A Mighty Rush of Wind

September 14, 2007

Abruptly, and without any warning, Isaac stopped in the middle of the trail. “Dad, I’m going to tell you this… I never give up, but I’m just going to walk a minute.”

I couldn’t really blame him. The hill we were on up Hobble Creek Canyon was tough for just about anyone, let alone a 5 year old on a regular little MX dirt bike without gears. So, I geared up, and slowly pedaled beside him for a while.

The other three children were well ahead of us. The trail was quiet and we had it all to ourselves. Right about then, I was sure glad that I had listened to him when he begged to come with us on the ride. We were all a little hesitant, but I just could not say no to that pleading, longing, hopeful look in his sweet young eyes. So, I said in the heartiest voice I could muster, “Sure, Isaac! Of course you can come along! We were hoping you’d ask.”

Well, if the joy that leaped into his eyes right them was not enough reward for me – and his three older siblings… because they sure got a kick out of it as well – then this moment on the hill was paying me back 100 fold.

“Daddy, I’m going to tell you this… today, my teacher learned me this song… ‘One, two, buckle my shoe – three, four, shut the door – five, six, pick up sticks… ah what’s the next part dad?”

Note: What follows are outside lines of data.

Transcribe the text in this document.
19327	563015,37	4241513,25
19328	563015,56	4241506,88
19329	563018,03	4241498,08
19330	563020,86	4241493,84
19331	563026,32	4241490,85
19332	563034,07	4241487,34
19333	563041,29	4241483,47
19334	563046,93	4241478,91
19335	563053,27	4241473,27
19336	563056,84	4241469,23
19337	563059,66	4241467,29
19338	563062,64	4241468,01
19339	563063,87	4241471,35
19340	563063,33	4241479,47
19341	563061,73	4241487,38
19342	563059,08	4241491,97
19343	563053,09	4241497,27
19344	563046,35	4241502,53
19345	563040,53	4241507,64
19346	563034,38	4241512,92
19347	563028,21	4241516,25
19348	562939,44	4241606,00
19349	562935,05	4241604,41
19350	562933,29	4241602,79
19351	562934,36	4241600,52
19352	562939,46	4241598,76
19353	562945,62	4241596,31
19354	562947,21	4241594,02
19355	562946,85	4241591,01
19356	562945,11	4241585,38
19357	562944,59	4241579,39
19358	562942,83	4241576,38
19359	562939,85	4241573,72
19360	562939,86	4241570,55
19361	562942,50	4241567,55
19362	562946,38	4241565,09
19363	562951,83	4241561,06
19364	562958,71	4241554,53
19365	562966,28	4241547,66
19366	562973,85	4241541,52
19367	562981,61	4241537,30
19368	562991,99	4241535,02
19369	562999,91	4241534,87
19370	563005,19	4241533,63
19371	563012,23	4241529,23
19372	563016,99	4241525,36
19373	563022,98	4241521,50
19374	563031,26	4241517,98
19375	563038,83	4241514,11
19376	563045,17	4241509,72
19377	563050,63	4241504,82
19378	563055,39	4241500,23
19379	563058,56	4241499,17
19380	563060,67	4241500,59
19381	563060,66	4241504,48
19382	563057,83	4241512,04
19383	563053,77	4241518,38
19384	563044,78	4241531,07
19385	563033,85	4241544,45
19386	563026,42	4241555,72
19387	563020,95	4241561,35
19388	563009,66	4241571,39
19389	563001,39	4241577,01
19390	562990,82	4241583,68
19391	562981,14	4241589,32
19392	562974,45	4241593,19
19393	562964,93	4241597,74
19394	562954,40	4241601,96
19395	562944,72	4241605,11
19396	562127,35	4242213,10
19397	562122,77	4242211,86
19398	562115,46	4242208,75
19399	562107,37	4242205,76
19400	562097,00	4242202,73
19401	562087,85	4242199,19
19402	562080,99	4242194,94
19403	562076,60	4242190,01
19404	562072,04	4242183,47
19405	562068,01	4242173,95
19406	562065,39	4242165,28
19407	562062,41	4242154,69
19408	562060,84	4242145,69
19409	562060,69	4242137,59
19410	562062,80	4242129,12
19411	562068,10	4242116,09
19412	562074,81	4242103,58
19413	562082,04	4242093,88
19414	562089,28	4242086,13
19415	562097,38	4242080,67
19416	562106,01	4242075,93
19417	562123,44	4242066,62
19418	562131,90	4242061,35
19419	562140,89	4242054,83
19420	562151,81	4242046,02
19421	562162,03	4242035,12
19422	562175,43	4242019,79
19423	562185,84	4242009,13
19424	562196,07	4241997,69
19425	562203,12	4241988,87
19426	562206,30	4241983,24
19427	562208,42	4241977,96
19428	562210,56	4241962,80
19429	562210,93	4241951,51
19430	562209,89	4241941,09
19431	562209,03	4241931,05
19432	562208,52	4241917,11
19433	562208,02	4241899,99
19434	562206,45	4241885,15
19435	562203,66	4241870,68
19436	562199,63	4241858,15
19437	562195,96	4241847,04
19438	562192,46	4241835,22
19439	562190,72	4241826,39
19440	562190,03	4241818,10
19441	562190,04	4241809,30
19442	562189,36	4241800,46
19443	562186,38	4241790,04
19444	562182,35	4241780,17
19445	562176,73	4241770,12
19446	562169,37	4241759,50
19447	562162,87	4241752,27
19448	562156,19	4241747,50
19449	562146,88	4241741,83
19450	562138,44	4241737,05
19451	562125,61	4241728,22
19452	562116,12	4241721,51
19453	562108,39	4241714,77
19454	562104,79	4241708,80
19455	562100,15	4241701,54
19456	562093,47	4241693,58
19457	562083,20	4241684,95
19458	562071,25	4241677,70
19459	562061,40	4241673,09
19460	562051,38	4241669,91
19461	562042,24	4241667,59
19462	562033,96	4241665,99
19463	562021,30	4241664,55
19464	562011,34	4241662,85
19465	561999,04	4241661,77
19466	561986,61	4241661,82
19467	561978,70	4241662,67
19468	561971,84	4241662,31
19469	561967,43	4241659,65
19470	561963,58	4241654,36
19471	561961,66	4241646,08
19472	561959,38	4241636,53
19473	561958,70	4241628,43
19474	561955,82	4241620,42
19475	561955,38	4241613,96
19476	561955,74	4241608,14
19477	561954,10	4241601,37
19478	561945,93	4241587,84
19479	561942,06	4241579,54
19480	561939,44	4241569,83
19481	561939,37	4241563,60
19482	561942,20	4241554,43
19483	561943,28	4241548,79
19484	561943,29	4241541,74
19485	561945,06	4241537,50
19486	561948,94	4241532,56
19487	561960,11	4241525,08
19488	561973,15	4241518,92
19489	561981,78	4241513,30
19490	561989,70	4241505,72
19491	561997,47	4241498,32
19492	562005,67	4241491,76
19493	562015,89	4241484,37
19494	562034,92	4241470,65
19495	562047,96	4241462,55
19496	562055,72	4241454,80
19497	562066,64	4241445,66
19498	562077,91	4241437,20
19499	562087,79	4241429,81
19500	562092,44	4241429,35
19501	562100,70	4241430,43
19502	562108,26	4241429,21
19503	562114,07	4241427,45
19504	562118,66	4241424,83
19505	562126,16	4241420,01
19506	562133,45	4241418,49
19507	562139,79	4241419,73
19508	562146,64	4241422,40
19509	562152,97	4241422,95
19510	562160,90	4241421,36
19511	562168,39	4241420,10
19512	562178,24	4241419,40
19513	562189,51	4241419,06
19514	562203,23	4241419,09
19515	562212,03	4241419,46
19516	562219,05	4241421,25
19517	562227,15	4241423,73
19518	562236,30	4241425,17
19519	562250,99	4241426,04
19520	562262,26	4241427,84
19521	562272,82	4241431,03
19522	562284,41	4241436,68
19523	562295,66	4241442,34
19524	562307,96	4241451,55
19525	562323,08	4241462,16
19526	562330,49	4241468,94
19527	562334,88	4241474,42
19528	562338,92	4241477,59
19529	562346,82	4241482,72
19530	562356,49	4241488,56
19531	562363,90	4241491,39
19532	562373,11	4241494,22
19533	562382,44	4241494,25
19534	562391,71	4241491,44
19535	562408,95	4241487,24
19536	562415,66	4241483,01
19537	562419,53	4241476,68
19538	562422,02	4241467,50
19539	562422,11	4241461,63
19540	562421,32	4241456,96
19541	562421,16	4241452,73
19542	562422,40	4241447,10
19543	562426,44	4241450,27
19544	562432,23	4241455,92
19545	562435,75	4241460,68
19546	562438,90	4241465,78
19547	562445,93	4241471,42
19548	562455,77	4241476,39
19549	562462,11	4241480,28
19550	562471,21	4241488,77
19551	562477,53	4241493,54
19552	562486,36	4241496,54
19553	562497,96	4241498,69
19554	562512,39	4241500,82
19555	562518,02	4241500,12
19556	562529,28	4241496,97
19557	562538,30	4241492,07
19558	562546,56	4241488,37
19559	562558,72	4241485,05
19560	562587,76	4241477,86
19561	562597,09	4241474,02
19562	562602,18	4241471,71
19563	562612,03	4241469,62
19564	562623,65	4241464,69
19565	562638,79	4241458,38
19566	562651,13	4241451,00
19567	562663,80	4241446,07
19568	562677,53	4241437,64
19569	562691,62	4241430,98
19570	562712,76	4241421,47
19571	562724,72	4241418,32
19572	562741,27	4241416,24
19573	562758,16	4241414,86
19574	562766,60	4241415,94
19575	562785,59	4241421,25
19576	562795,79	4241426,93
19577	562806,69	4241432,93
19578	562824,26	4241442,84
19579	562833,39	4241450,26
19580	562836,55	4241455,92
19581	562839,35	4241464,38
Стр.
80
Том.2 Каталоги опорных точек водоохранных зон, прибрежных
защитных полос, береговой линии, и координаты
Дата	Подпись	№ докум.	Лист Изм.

I had to smile. When he started the song, his pudgy little fingers on his right hand began shooting up. But now, needing to use the other hand, he was having a little trouble managing the bike. Plus, the whole song recital had distracted him from walking in a straight line and he was zigzagging wildly around the trail. What, with my laughing so hard, and trying to keep my balance while riding VERY slow, and trying to avoid his sudden zigs here and zags there, it was just about all I could do to avoid crashing into the poor boy.

“Well, dad, what’s next?”

Oh, right.

“Seven, eight, laa…”

“No, dad! I know the rest, don’t say it! Seven, eight lay them straight – nine, ten… oh, and dad, this is the funniest part. Everyone laughed so hard when we said this last part – dad, you are going to laugh too. Ok, listen to this… nine, ten, A BIG FAT HEN!”

The hilarity and humor and fun of shouting “A BIG FAT HEN!” at the top of his voice and hearing it echo through the canyon was too much for him. He stopped and laughed and laughed. I did the same.

We spent the next 45 minutes in conversations like this. Every now and then we would catch up to the others and ride with them a while, but for the most part, it was Isaac and I riding along and talking.

At the end of the ride stood a huge, steep hill, that rolled upward and went on and on. We all were together then and set a point about three-quarters of the way up that we dubbed the “stopping point”. There we would turn around and head back to the car. Up we went, slowly, sweating, panting, pushing, pedaling…. but we made it.

Turning around, we faced that long stretch of vertical excitement.

“Ok, guys… ready? Remember, hit the back brakes first if you need to stop or slow down… and be CAREFUL. Ok, ready, set… LET’S GO!!”

Isaac, to my sheer delight, bolted out of the starting gate first and got a jump-start on Esther, Joshua and Jared. I trailed behind watching them fly down the hill. The wind was pushing so hard against our eyes that it squeezed out tears. And our hair – oh, what a mess! And our hearts were beating wildly – half with the sheer thrill and excitement of the ride – half out of fear that the plummeting hill would reach out and drag any one of us down into a careening mass of metal and flesh.

In the end, we all made it down the hill – and down the mountain for that matter – safe and sound. We took away from that canyon the thrills of family time and the joys of exerting ourselves.

But, there were other things we took away. You see, this was just two days after we brought Margie and Sariah home from the hospital. We were out on the trail because Margie needed a break. So I took the children out on a ride.

They learned to ride in the canyon, and that they have a father that loves their mother.

They learned the importance of staying in shape physically, and they learned how to care for a new mother.

They learned how to use their gear bikes, and they learned how to be real men, fathers and daddies.

They learned the thrills of feeling a mighty rush of wind as they race down the trail, and they learned the greater joy – the real thrill of life – in serving others… first, in letting their little brother tag along, and second in serving their mother and new little sister.

A mighty rush of wind… it’s an experience I’d recommend to anyone.